BY MONIQUE BARTLETT
Summer is on its way, yet spring is still hanging on. Trees and flowers are budding and people are out and about. You have been exercising but you can have allergies, the flu or even the common cold that can derail you from your workout. You may have aches and pains and are not sure if it’s right for you to exercise.
If you’re just feeling rundown or are suffering with sniffles, a headache or nasal congestion you should be fine to exercise but do not push yourself too hard. Do something like walking or yoga. You may want to take a day or two off if your symptoms are a little more severe. However, no matter what other symptoms you have, if you have a fever, do not exercise. A fever is a sign that you’re working hard to fight off an illness and exercise only increases the stress on your body.
Performing light exercise can help clear your sinuses if you’re stuffed up and may give you temporary relief from symptoms such as coughing, sneezing or a sore throat. By keeping your intensity level low, you will be less likely to stress out your system and will get your blood flowing and help you to get better faster.
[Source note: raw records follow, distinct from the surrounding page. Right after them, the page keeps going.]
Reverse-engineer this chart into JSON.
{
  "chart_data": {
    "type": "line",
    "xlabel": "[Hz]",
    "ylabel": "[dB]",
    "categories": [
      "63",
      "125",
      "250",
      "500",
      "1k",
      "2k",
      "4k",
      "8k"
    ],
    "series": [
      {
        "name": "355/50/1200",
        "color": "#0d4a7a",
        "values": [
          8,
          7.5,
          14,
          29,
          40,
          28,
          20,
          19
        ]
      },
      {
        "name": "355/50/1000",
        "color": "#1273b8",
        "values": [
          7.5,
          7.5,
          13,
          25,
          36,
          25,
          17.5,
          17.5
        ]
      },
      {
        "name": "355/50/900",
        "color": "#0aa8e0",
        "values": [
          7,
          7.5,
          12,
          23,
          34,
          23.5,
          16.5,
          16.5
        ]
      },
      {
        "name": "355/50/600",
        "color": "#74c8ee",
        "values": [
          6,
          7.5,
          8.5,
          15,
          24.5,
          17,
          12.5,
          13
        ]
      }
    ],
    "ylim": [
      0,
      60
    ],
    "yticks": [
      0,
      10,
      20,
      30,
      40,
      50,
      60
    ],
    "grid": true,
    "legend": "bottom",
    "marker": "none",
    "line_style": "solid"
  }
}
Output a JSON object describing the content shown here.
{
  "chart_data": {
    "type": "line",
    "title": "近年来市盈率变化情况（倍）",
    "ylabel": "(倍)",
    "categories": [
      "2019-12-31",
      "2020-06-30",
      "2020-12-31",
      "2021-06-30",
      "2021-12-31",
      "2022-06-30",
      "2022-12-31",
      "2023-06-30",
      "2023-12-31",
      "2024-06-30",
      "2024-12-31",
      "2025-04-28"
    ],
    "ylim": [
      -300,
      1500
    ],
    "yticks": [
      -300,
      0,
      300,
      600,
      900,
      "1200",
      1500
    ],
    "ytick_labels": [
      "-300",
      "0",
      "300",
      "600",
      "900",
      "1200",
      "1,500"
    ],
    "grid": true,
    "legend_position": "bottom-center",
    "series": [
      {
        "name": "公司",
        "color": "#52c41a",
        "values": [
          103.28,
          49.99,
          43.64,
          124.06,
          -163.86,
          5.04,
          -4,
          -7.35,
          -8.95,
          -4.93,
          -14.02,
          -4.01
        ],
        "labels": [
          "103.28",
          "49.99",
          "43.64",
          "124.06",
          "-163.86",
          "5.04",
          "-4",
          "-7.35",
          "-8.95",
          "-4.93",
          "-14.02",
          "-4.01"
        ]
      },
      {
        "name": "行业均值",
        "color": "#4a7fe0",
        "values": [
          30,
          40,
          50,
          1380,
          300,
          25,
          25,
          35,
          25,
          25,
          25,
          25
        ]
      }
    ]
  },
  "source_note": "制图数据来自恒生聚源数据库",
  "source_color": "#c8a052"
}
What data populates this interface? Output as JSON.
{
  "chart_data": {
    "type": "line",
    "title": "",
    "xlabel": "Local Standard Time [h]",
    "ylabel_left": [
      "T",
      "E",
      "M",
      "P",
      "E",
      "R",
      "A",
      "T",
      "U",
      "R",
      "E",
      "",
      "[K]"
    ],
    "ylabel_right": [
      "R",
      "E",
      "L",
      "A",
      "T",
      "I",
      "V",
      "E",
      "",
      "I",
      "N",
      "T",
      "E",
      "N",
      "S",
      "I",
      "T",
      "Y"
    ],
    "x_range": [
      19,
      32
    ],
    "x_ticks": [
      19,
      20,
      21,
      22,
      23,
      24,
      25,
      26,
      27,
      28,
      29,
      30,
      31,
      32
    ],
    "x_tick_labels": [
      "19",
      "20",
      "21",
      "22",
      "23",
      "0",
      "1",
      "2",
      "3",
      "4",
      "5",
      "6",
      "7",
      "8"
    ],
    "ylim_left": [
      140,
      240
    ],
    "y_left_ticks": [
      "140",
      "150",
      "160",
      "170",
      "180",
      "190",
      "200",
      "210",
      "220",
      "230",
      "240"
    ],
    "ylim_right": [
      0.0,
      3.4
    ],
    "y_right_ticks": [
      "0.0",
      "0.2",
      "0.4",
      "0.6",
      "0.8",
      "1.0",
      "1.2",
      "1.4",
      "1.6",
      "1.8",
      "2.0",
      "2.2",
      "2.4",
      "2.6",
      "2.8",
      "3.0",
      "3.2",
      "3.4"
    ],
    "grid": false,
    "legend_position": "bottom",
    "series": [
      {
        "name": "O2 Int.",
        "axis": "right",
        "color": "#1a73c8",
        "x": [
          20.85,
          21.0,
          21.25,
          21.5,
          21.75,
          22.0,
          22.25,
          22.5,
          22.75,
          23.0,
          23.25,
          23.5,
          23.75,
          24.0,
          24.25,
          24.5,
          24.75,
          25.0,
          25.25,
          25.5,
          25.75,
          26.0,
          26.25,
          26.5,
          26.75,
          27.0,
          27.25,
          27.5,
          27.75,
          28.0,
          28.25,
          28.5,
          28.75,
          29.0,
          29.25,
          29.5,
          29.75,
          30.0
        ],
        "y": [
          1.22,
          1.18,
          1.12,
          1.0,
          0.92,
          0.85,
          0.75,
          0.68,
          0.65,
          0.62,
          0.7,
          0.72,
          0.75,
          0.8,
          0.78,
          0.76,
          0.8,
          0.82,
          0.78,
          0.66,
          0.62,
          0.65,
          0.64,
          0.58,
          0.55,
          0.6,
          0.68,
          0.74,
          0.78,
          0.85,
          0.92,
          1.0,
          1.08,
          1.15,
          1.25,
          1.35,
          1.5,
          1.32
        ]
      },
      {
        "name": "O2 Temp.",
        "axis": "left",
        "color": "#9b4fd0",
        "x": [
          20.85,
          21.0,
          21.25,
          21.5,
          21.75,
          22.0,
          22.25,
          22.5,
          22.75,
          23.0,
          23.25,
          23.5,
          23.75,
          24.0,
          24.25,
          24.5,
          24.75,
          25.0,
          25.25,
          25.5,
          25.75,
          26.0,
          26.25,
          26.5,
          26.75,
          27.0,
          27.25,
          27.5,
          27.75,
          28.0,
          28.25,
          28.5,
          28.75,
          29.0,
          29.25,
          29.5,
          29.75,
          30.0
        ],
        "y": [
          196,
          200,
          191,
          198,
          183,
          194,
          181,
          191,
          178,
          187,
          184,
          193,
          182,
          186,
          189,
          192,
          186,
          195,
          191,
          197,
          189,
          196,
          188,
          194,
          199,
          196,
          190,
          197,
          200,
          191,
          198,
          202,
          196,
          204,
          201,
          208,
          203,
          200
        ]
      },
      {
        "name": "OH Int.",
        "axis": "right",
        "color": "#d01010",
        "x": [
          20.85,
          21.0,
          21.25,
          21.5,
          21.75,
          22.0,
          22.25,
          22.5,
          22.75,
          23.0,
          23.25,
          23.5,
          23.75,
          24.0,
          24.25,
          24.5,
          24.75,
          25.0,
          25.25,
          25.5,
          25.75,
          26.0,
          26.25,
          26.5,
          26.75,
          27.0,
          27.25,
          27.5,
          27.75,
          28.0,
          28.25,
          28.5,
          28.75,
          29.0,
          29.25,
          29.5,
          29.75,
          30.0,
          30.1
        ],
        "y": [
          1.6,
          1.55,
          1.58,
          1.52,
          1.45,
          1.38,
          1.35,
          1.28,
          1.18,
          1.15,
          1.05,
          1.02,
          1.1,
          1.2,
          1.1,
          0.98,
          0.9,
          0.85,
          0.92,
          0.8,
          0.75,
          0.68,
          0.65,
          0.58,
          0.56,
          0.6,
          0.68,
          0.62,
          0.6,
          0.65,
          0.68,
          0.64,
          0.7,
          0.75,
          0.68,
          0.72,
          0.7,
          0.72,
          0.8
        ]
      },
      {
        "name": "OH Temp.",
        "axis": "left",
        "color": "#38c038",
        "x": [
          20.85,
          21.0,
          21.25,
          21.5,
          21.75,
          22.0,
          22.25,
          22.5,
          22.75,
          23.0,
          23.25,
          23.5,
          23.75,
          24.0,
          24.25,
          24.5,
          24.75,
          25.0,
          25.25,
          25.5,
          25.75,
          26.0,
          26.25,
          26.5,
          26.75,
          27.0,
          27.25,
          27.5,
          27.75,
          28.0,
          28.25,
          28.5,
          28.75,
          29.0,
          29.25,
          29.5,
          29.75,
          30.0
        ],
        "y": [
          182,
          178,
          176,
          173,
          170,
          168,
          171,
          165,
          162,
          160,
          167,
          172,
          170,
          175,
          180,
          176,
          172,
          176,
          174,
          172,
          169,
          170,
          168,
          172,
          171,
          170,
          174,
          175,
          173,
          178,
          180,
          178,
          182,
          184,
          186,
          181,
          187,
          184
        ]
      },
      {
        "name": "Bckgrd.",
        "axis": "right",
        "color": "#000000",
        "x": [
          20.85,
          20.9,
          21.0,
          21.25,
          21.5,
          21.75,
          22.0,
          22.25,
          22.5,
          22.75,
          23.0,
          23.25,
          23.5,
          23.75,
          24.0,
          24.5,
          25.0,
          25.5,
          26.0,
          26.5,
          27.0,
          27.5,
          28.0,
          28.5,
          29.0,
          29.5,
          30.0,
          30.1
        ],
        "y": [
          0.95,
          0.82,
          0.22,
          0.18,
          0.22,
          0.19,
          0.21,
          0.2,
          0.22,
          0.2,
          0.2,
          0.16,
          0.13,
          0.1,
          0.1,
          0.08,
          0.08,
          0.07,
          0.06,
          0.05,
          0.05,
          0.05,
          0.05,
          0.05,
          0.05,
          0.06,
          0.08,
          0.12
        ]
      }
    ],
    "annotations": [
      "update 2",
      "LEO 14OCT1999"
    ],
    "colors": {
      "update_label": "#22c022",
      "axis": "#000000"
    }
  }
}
When you’re feeling sick do your best to workout on your own. It’s easy to spread germs to others when you exercise. When you share space and work out equipment with so many people in close quarters it’s much easier for you to spread your germs to others. Be considerate and skip the gym for a few days and workout at home or go outside and get fresh air if the weather is good.
When you’re feeling better and the aches and pains have disappeared you’re fine to start working your way back up to your usual intensity. When you exercise at a moderate pace for 30 – 40 minutes per day you will not only be getting fitter and stronger you will also lessen the amount of sick days that you need and reduce the number of colds you may catch in a year.